Hi Juergen,
On 19/05/2021 13:50, Juergen Gross wrote:
On 19.05.21 14:33, Julien Grall wrote:
On 19/05/2021 13:32, Julien Grall wrote:
Hi Juergen,
On 19/05/2021 10:09, Juergen Gross wrote:
On 18.05.21 20:11, Julien Grall wrote:
I have started to look at preserving transaction accross Live-update
in
C Xenstored. So far, I managed to transfer transaction that
read/write existing nodes.
Now, I am running into trouble to transfer new/deleted node within a
transaction with the existing migration format.
C Xenstored will keep track of nodes accessed during the transaction
but not the children (AFAICT for performance reason).
Not performance reasons, but because there isn't any need for that:
The children are either unchanged (so the non-transaction node records
apply), or they will be among the tracked nodes (transaction node
records apply). So in both cases all children should be known.
In theory, opening a new transaction means you will not see any
modification in the global database until the transaction has been
committed. What you describe would break that because a client would
be able to see new nodes added outside of the transaction.

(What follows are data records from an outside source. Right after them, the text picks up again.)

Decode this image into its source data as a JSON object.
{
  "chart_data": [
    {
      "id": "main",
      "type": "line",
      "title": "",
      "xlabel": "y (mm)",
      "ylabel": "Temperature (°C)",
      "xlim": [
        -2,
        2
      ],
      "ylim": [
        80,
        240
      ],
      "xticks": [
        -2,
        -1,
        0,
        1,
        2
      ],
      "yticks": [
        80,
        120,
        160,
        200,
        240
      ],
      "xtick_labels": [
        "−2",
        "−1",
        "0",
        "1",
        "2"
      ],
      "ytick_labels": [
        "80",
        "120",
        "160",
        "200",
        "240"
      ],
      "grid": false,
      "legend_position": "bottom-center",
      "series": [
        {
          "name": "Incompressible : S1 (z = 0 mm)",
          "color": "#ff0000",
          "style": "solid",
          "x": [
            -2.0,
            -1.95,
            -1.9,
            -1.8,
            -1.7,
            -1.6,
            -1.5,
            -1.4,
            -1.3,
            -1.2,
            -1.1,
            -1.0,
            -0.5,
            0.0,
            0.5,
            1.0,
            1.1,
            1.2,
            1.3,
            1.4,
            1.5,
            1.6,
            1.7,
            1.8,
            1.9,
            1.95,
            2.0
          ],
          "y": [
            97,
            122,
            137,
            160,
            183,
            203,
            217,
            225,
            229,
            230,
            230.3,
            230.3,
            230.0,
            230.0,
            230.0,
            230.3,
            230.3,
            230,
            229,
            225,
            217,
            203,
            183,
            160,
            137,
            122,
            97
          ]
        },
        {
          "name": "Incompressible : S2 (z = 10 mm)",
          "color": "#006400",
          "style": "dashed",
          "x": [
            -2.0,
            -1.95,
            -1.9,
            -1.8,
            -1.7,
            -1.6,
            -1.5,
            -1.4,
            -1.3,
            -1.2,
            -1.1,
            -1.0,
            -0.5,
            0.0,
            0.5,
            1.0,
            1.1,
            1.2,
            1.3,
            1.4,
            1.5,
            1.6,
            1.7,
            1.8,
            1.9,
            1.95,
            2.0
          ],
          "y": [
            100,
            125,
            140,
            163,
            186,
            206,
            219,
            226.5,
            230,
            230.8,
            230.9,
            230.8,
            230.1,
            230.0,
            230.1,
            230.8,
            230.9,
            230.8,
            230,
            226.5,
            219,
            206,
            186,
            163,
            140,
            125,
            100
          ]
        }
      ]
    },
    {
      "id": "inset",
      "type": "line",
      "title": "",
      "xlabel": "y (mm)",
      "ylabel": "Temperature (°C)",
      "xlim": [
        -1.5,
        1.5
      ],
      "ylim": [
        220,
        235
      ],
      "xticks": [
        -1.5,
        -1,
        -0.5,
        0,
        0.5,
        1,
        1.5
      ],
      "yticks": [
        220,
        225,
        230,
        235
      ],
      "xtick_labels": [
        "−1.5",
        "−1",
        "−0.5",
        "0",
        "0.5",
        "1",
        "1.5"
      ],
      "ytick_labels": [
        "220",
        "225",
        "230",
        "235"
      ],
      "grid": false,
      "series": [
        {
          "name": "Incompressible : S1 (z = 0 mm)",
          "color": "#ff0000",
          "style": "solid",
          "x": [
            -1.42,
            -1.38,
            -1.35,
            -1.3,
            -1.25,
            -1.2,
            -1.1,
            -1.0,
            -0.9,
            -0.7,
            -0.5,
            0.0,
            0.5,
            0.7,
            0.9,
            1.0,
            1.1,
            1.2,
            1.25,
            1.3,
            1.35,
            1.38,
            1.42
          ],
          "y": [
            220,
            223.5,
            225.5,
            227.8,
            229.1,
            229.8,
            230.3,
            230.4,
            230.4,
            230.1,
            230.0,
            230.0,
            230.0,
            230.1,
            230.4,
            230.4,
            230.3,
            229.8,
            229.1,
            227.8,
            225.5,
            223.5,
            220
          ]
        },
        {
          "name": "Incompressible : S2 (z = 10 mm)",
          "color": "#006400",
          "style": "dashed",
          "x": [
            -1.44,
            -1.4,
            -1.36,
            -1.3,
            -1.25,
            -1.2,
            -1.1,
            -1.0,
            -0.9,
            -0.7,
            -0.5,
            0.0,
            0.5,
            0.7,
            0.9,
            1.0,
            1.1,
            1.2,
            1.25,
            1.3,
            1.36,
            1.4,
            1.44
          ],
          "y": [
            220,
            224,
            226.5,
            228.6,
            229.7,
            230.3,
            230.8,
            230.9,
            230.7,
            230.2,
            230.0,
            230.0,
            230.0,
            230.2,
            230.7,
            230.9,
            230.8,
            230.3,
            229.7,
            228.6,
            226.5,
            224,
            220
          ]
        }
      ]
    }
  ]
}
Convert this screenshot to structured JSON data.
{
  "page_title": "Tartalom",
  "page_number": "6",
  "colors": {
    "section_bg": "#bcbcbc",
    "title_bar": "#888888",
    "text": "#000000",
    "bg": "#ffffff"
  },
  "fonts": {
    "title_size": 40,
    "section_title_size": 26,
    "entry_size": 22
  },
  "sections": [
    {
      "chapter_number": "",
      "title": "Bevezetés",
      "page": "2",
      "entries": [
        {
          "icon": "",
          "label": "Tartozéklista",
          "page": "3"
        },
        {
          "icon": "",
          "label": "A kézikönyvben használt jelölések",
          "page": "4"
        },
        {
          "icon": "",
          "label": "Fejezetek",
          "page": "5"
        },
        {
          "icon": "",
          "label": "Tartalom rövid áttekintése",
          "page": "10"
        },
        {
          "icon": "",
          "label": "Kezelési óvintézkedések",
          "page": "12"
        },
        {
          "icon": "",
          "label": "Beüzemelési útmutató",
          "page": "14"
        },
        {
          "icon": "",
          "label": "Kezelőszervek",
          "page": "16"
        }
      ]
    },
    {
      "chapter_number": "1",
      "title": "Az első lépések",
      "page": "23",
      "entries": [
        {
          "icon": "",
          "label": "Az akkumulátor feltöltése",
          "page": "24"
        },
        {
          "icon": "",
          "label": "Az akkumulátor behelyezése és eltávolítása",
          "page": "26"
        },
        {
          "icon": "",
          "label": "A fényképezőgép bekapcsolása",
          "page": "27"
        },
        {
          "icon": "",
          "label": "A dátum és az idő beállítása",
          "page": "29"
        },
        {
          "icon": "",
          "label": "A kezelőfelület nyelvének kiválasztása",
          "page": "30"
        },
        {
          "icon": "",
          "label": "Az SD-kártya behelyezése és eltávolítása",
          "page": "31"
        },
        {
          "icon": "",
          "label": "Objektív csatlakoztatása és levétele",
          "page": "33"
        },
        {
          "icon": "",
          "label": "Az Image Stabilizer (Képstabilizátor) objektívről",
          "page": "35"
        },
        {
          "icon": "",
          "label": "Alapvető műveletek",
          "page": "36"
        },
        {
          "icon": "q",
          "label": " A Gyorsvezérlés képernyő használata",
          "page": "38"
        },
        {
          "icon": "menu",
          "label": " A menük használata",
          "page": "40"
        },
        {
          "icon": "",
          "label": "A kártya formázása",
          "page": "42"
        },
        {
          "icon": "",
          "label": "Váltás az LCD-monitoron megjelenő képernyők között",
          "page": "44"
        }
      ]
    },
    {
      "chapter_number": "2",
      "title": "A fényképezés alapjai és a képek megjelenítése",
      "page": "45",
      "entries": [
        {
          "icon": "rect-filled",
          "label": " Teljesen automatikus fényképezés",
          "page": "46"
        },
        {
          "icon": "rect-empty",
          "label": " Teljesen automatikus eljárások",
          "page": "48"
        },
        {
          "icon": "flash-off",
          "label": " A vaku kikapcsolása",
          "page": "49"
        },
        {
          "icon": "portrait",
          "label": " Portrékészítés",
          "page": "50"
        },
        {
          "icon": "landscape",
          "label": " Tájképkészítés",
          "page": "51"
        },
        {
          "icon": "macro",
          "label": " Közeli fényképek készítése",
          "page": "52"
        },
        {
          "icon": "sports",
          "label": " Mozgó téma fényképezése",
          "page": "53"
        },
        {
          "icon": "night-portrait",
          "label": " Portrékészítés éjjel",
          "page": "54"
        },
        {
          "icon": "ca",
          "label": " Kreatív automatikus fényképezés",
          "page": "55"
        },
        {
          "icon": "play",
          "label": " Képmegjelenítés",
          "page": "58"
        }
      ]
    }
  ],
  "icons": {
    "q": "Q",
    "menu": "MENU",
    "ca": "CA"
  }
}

However, C Xenstored implements neither of the two. Currently, when a
node is accessed within the transaction, we will also store the names
of the current children.
To give an example with access to the global DB (prefixed with TID0)

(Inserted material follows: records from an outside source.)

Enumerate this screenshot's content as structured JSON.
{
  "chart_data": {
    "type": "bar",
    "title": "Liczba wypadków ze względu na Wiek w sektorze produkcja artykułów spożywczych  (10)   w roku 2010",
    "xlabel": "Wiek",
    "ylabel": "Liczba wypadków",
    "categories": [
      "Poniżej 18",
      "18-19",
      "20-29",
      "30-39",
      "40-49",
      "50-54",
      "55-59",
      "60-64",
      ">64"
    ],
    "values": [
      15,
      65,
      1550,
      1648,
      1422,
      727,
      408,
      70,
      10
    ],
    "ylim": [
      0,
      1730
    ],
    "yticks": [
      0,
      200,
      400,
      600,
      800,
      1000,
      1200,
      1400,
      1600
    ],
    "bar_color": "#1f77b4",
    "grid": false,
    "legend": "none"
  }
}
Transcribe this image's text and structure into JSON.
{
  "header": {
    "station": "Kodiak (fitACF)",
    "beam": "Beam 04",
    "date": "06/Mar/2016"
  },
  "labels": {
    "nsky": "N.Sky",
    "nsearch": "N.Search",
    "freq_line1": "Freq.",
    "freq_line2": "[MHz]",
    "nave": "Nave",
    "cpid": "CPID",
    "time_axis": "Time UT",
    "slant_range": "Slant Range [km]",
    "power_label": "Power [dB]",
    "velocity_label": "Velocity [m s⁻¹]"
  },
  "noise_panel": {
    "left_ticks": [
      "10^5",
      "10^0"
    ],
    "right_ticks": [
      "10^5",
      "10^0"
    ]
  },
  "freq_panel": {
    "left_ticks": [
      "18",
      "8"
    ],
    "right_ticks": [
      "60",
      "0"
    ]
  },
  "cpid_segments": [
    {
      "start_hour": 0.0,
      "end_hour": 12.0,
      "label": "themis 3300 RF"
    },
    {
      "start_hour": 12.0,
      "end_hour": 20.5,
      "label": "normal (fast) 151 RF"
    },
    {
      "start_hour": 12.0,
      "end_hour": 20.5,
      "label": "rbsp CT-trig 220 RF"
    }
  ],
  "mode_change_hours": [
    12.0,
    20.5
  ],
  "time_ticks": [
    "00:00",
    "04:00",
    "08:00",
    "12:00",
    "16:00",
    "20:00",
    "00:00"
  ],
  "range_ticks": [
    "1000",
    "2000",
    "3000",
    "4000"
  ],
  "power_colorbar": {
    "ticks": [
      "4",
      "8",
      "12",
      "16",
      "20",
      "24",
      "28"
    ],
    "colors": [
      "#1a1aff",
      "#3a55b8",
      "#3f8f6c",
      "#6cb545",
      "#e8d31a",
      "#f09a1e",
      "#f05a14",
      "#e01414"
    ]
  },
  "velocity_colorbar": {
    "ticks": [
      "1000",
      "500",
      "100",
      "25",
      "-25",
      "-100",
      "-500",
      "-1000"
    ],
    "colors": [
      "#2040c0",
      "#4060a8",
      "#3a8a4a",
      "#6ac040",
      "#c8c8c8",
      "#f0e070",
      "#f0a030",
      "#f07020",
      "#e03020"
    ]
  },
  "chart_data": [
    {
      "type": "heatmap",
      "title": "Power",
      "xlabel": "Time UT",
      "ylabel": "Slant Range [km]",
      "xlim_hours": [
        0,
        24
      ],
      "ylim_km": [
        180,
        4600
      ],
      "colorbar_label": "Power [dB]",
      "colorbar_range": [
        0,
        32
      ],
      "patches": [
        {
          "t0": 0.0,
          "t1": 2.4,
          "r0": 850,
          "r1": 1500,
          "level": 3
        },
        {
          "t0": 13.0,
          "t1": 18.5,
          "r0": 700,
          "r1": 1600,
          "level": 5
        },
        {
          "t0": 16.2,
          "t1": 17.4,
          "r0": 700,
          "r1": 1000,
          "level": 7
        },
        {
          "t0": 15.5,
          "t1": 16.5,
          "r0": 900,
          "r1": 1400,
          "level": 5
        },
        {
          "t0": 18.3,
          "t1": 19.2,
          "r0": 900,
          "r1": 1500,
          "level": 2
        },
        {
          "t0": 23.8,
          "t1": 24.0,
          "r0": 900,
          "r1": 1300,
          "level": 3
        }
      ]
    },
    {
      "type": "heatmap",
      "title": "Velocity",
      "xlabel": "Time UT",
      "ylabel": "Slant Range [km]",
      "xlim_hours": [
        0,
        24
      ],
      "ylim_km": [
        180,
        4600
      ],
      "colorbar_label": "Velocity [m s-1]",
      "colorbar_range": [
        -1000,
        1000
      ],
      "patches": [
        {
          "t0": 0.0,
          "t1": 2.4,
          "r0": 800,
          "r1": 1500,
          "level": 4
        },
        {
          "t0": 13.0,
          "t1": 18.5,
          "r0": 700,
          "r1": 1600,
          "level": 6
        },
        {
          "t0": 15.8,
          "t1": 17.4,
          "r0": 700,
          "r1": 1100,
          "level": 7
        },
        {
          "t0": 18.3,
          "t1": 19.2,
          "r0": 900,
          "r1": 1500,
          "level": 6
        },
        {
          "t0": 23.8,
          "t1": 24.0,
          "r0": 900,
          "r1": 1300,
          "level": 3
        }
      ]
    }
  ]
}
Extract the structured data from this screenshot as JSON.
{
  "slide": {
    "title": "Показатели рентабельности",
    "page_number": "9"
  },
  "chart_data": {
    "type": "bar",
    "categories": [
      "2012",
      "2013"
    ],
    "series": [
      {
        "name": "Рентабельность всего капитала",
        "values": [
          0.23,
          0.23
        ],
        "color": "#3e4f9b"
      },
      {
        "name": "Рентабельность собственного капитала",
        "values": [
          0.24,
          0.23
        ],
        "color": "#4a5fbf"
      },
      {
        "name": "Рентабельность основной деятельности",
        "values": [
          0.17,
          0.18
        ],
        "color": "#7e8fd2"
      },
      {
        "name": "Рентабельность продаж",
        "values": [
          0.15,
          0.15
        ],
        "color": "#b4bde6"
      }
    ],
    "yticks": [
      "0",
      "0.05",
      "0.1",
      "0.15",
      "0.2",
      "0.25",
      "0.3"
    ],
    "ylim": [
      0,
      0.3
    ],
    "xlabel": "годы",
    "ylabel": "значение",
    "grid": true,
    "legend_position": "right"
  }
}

and within a transaction (TID1)
1) TID0: MKDIR "data/bar"
2) Start transaction TID1
3) TID1: DIRECTORY "data"
-> This will cache the node data
4) TID0: MKDIR "data/foo"
-> This will create "foo" in the global database
5) TID1: MKDIR "data/fish"
-> This will create "fish" inthe transaction
5) TID1: DIRECTORY "data"
-> This will only return "bar" and "fish"
If we Live-Update between 4) and 5). Then we should make sure that
"bar" cannot be seen in the listing by TID1.
I meant "foo" here. Sorry for the confusion.
Therefore, I don't think we can restore the children using the global
node here. Instead we need to find a way to transfer the list of known
children within the transaction.
As a fun fact, C Xenstored implements weirdly the transaction, so TID1
will be able to access "bar" if it knows the name but not list it.
And this is the basic problem, I think.
C Xenstored should be repaired by adding all (remaining) children of a
node into the TID's database when the list of children is modified
either globally or in a transaction. A child having been added globally
needs to be added as "deleted" into the TID's database.
IIUC, for every modifications in the global database, we would need to
walk every single transactions and check whether a parent was accessed.
Am I correct?
If so, I don't think this is a workable solution because of the cost to
execute a single command.
Is it something you plan to address differently with your rework of the DB?